Introduction

In this section, we are going to perform PCA (Principal Component Analysis) with the totals nutrients as is of the totals dataset, processed for clustering in the previous section.

Before proceeding, ensure to have four directories (folders) named as:

  • PCA_Nut_asis
  • PCA_Nut_ave
  • PCA_Cat_asis
  • PCA_Cat_ave

PCA results will be saved in these folders. You can change those directory names, but if you do so, you will need to modify the directory name, “res_dir_xxx_xxxx”, to match your new directory name.

PCA can be done with the following four data types generated above:

  • Nutrients as is (Nut_asis),
  • Nutrients averaged across days (Nut_ave),
  • Food categories as is (Cat_asis), and
  • Food categories averaged across days (Cat_ave).

With Nut_asis and Cat_asis, each datapoint will be users on each day.
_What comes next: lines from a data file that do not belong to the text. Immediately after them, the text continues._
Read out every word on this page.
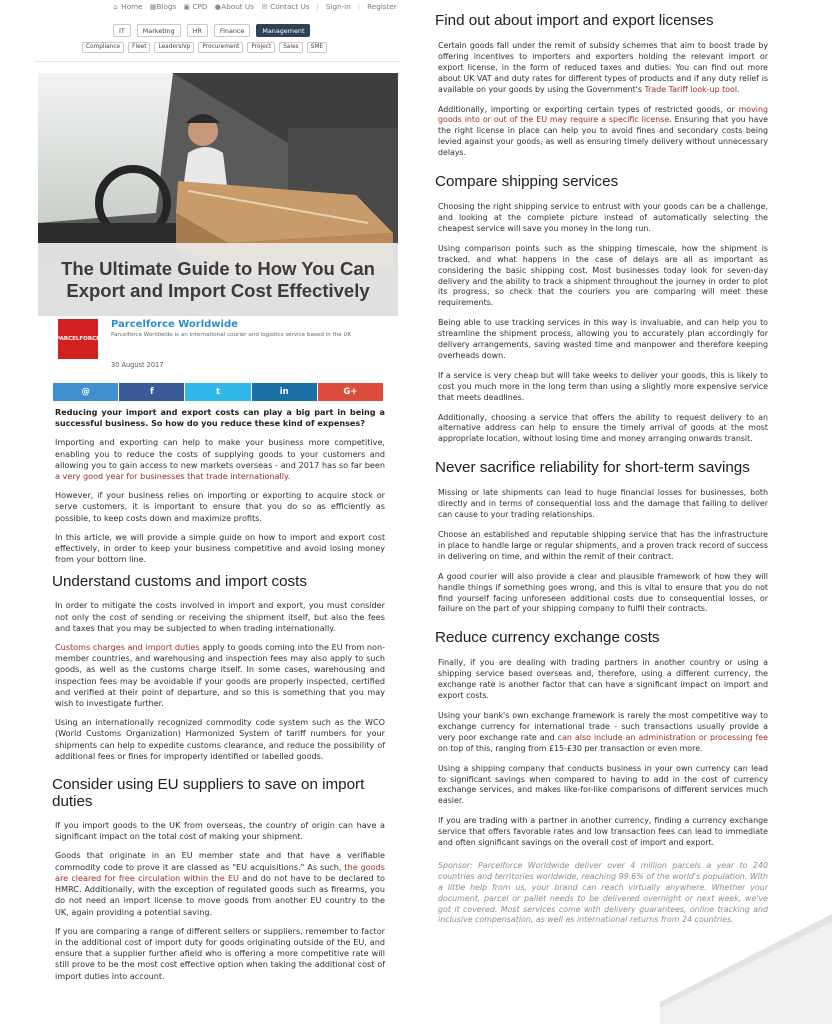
⌂ Home ▦Blogs ▣ CPD ●About Us ✉ Contact Us | Sign-in | Register
IT	Marketing	HR	Finance	Management
Compliance	Fleet	Leadership	Procurement	Project	Sales	SME
The Ultimate Guide to How You Can Export and Import Cost Effectively
PARCELFORCE
Parcelforce Worldwide
Parcelforce Worldwide is an international courier and logistics service based in the UK
30 August 2017
@	f	t	in	G+

Reducing your import and export costs can play a big part in being a successful business. So how do you reduce these kind of expenses?

Importing and exporting can help to make your business more competitive, enabling you to reduce the costs of supplying goods to your customers and allowing you to gain access to new markets overseas - and 2017 has so far been a very good year for businesses that trade internationally.

However, if your business relies on importing or exporting to acquire stock or serve customers, it is important to ensure that you do so as efficiently as possible, to keep costs down and maximize profits.

In this article, we will provide a simple guide on how to import and export cost effectively, in order to keep your business competitive and avoid losing money from your bottom line.

Understand customs and import costs

In order to mitigate the costs involved in import and export, you must consider not only the cost of sending or receiving the shipment itself, but also the fees and taxes that you may be subjected to when trading internationally.

Customs charges and import duties apply to goods coming into the EU from non-member countries, and warehousing and inspection fees may also apply to such goods, as well as the customs charge itself. In some cases, warehousing and inspection fees may be avoidable if your goods are properly inspected, certified and verified at their point of departure, and so this is something that you may wish to investigate further.

Using an internationally recognized commodity code system such as the WCO (World Customs Organization) Harmonized System of tariff numbers for your shipments can help to expedite customs clearance, and reduce the possibility of additional fees or fines for improperly identified or labelled goods.

Consider using EU suppliers to save on import duties

If you import goods to the UK from overseas, the country of origin can have a significant impact on the total cost of making your shipment.

Goods that originate in an EU member state and that have a verifiable commodity code to prove it are classed as "EU acquisitions." As such, the goods are cleared for free circulation within the EU and do not have to be declared to HMRC. Additionally, with the exception of regulated goods such as firearms, you do not need an import license to move goods from another EU country to the UK, again providing a potential saving.

If you are comparing a range of different sellers or suppliers, remember to factor in the additional cost of import duty for goods originating outside of the EU, and ensure that a supplier further afield who is offering a more competitive rate will still prove to be the most cost effective option when taking the additional cost of import duties into account.

Find out about import and export licenses

Certain goods fall under the remit of subsidy schemes that aim to boost trade by offering incentives to importers and exporters holding the relevant import or export license, in the form of reduced taxes and duties. You can find out more about UK VAT and duty rates for different types of products and if any duty relief is available on your goods by using the Government's Trade Tariff look-up tool.

Additionally, importing or exporting certain types of restricted goods, or moving goods into or out of the EU may require a specific license. Ensuring that you have the right license in place can help you to avoid fines and secondary costs being levied against your goods, as well as ensuring timely delivery without unnecessary delays.

Compare shipping services

Choosing the right shipping service to entrust with your goods can be a challenge, and looking at the complete picture instead of automatically selecting the cheapest service will save you money in the long run.

Using comparison points such as the shipping timescale, how the shipment is tracked, and what happens in the case of delays are all as important as considering the basic shipping cost. Most businesses today look for seven-day delivery and the ability to track a shipment throughout the journey in order to plot its progress, so check that the couriers you are comparing will meet these requirements.

Being able to use tracking services in this way is invaluable, and can help you to streamline the shipment process, allowing you to accurately plan accordingly for delivery arrangements, saving wasted time and manpower and therefore keeping overheads down.

If a service is very cheap but will take weeks to deliver your goods, this is likely to cost you much more in the long term than using a slightly more expensive service that meets deadlines.

Additionally, choosing a service that offers the ability to request delivery to an alternative address can help to ensure the timely arrival of goods at the most appropriate location, without losing time and money arranging onwards transit.

Never sacrifice reliability for short-term savings

Missing or late shipments can lead to huge financial losses for businesses, both directly and in terms of consequential loss and the damage that failing to deliver can cause to your trading relationships.

Choose an established and reputable shipping service that has the infrastructure in place to handle large or regular shipments, and a proven track record of success in delivering on time, and within the remit of their contract.

A good courier will also provide a clear and plausible framework of how they will handle things if something goes wrong, and this is vital to ensure that you do not find yourself facing unforeseen additional costs due to consequential losses, or failure on the part of your shipping company to fulfil their contracts.

Reduce currency exchange costs

Finally, if you are dealing with trading partners in another country or using a shipping service based overseas and, therefore, using a different currency, the exchange rate is another factor that can have a significant impact on import and export costs.

Using your bank's own exchange framework is rarely the most competitive way to exchange currency for international trade - such transactions usually provide a very poor exchange rate and can also include an administration or processing fee on top of this, ranging from £15-£30 per transaction or even more.

Using a shipping company that conducts business in your own currency can lead to significant savings when compared to having to add in the cost of currency exchange services, and makes like-for-like comparisons of different services much easier.

If you are trading with a partner in another currency, finding a currency exchange service that offers favorable rates and low transaction fees can lead to immediate and often significant savings on the overall cost of import and export.

Sponsor: Parcelforce Worldwide deliver over 4 million parcels a year to 240 countries and territories worldwide, reaching 99.6% of the world's population. With a little help from us, your brand can reach virtually anywhere. Whether your document, parcel or pallet needs to be delivered overnight or next week, we've got it covered. Most services come with delivery guarantees, online tracking and inclusive compensation, as well as international returns from 24 countries.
Suited to track potential changes in users’ dietary habits over the course of the trial days.

With Nut_ave and Cat_ave, each datapoint will be users data averaged across days. Suited to analyze the average dietary pattern of users.

Use scale = TRUE for the prcomp function to take care of variables measurements in different units. scale = TRUE transforms data by \((x_{i} - mean(x)) / SD(x)\) so that all the variables will have zero mean and one standard deviation (and variance) and so they are comparable.


Load functions and packages

Name the path to DietR directory where input files are pulled.

main_wd <- "~/GitHub/DietR"

Load necessary pacages.

library(ggplot2)
library(ggfortify)

Load the necessary functions.

source("lib/specify_data_dir.R")
source("lib/ggplot2themes.R")
source("lib/PCA.R")

Call color palette.

distinct100colors <- readRDS("lib/distinct100colors.rda")

You can come back to the main directory by:

setwd(main_wd)

Specify the directory where the data is.

SpecifyDataDirectory(directory.name= "eg_data/VVKAJ/")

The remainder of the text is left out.